Nanopore sequencing, developed by Oxford Nanopore Technologies, is based on the measurement of changes in ionic current as nucleic acid molecules pass through a nanopore embedded in a membrane.

During sequencing, a motor protein unwinds the double-stranded DNA molecule and guides a single DNA strand through the nanopore. Each nucleotide passing through the pore produces a distinct disruption in the ionic current, due to differences in molecular size and electrical properties.

These electrical signal variations are recorded and computationally translated into the corresponding nucleotide sequence.

Applications of Long-Read Sequencing

Long-read sequencing technologies are particularly useful in situations where high-quality reference genomes are unavailable. The extended read lengths enable improved analysis of complex genomic features, including:

Large structural variations
Insertions and deletions (indels)
Highly repetitive genomic regions

Additionally, because these methods often analyze native DNA molecules without amplification, they facilitate the detection of epigenetic modifications, such as DNA methylation.

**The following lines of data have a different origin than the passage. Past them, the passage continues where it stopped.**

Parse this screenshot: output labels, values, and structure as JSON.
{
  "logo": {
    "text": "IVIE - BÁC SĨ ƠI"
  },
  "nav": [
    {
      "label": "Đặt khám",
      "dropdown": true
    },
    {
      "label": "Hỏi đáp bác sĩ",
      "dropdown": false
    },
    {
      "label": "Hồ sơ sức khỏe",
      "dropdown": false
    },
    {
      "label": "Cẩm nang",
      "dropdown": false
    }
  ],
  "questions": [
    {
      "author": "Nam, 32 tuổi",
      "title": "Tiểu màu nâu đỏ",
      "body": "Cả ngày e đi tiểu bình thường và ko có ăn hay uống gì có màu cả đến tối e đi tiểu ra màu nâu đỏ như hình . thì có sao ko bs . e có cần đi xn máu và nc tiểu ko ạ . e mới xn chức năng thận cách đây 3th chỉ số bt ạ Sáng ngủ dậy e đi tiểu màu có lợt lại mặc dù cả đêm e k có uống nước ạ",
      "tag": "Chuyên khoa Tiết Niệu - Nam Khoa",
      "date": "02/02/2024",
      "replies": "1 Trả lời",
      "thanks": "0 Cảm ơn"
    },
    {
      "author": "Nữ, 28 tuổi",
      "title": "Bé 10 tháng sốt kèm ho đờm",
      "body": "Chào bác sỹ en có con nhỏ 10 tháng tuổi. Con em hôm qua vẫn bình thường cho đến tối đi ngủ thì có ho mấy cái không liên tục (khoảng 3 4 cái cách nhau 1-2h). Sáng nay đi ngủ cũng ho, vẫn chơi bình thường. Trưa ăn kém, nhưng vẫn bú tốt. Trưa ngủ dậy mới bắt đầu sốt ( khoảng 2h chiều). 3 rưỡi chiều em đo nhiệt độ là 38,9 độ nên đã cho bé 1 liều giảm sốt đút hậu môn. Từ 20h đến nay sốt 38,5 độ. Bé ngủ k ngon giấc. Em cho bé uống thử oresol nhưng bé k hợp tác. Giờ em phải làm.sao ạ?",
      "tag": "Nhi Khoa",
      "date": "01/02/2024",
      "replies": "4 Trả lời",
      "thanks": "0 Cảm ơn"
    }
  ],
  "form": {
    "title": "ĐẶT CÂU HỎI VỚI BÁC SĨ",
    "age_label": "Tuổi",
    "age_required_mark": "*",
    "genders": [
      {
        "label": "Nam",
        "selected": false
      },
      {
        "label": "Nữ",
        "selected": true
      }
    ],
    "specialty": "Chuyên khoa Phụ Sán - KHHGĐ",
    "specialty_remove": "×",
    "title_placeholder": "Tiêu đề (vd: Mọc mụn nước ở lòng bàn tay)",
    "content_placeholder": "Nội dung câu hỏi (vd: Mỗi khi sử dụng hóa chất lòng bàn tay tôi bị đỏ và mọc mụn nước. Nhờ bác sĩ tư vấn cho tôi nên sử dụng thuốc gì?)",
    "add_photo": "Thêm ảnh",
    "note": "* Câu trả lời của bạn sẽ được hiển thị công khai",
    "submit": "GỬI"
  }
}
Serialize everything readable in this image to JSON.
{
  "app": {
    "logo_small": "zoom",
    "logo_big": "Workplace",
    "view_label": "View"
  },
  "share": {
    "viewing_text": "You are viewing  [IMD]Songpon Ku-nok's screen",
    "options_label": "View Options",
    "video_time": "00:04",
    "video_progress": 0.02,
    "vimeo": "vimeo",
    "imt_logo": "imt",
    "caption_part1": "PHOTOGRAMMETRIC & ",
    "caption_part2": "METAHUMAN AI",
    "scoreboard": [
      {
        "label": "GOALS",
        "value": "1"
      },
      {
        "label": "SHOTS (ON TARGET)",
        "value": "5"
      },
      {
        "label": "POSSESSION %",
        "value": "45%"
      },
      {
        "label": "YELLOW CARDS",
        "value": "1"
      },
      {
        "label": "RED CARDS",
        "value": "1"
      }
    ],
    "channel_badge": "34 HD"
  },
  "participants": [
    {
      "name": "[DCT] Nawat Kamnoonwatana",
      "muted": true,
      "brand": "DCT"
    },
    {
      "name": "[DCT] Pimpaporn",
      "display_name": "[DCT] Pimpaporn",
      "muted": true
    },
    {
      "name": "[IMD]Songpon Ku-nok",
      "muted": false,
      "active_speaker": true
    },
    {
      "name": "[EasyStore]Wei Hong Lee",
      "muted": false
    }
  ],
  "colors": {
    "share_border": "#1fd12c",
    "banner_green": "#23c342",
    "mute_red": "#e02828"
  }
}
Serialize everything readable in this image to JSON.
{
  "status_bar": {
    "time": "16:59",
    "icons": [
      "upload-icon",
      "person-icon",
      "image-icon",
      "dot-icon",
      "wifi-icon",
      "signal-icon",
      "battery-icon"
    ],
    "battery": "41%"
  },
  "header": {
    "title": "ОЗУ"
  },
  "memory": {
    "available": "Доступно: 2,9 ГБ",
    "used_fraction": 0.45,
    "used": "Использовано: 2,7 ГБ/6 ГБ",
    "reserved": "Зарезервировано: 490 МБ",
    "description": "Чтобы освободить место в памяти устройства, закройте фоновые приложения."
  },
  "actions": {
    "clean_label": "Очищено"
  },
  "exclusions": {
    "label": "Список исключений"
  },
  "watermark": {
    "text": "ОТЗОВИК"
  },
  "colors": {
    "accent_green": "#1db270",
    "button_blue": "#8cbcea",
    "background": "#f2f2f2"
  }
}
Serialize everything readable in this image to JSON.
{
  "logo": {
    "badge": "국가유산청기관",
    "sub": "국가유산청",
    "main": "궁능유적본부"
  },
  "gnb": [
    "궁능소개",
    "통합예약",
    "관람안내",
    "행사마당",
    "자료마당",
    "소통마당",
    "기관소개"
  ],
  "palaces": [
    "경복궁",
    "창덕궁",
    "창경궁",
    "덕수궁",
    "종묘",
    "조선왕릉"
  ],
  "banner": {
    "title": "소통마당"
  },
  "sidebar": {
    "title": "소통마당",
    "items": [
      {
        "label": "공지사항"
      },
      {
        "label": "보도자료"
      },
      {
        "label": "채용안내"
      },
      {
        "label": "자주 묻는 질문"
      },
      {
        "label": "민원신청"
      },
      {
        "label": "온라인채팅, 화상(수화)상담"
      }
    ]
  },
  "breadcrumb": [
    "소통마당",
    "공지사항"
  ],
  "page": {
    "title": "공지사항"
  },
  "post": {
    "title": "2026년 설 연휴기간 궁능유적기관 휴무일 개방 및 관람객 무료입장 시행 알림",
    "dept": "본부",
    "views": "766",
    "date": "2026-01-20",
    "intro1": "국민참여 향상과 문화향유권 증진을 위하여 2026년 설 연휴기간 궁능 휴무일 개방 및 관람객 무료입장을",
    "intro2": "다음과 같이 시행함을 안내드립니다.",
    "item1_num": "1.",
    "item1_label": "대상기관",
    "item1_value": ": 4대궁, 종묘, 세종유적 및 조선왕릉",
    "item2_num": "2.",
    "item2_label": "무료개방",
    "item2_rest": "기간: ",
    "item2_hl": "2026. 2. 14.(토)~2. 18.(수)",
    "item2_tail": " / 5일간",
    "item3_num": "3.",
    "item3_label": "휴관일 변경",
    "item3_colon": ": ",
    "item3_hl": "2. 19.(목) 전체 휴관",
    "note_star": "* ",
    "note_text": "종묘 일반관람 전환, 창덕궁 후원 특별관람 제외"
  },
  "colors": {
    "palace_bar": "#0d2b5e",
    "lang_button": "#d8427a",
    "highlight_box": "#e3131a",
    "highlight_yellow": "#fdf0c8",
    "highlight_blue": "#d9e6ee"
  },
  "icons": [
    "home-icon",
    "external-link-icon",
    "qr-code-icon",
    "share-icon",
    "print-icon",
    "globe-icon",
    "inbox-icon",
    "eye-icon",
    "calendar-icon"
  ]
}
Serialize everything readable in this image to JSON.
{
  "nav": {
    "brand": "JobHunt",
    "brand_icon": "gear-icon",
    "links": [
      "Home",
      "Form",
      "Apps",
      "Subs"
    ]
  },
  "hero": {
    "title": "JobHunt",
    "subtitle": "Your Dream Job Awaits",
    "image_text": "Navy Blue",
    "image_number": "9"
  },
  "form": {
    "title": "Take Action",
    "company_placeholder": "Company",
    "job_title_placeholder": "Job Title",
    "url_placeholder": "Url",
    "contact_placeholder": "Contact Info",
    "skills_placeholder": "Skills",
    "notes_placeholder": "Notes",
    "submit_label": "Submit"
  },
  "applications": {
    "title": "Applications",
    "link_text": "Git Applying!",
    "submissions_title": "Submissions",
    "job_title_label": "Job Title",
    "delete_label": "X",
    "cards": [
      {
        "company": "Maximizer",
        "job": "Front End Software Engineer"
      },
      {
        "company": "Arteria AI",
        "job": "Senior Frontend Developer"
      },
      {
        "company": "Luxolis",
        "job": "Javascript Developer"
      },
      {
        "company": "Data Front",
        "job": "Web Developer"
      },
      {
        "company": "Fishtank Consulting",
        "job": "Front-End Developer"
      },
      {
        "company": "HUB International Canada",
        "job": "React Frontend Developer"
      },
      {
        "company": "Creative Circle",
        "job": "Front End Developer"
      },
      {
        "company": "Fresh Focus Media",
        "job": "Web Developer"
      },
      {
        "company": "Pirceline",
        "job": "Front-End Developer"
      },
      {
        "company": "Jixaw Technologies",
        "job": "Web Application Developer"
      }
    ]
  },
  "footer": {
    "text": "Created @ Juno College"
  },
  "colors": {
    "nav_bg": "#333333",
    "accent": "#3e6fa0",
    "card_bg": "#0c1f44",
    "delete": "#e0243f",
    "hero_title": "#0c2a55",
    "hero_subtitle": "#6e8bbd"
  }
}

Advantages and Limitations of Long-Read Sequencing

Advantages

Simplified genome assembly, due to longer sequence reads
Reduced ambiguity when reconstructing repetitive genomic regions
Simpler library preparation procedures compared with some short-read platforms
Portable sequencing devices, with some systems comparable in size to a USB device
Rapid sequencing runs, enabling faster data acquisition

Limitations

Higher base-calling error rates compared with next-generation sequencing platforms

Bioinformatic Analysis of Long-Read Sequencing Data

Bioinformatics software platforms such as Geneious Prime support the assembly and analysis of long-read sequencing data. These tools allow researchers to process sequence data generated by platforms such as those developed by Pacific Biosciences and Oxford Nanopore Technologies.

Furthermore, hybrid assembly strategies can be implemented by integrating short-read sequencing data ( Illumina platforms) with long-read datasets to enhance genome assembly accuracy and structural variant detection.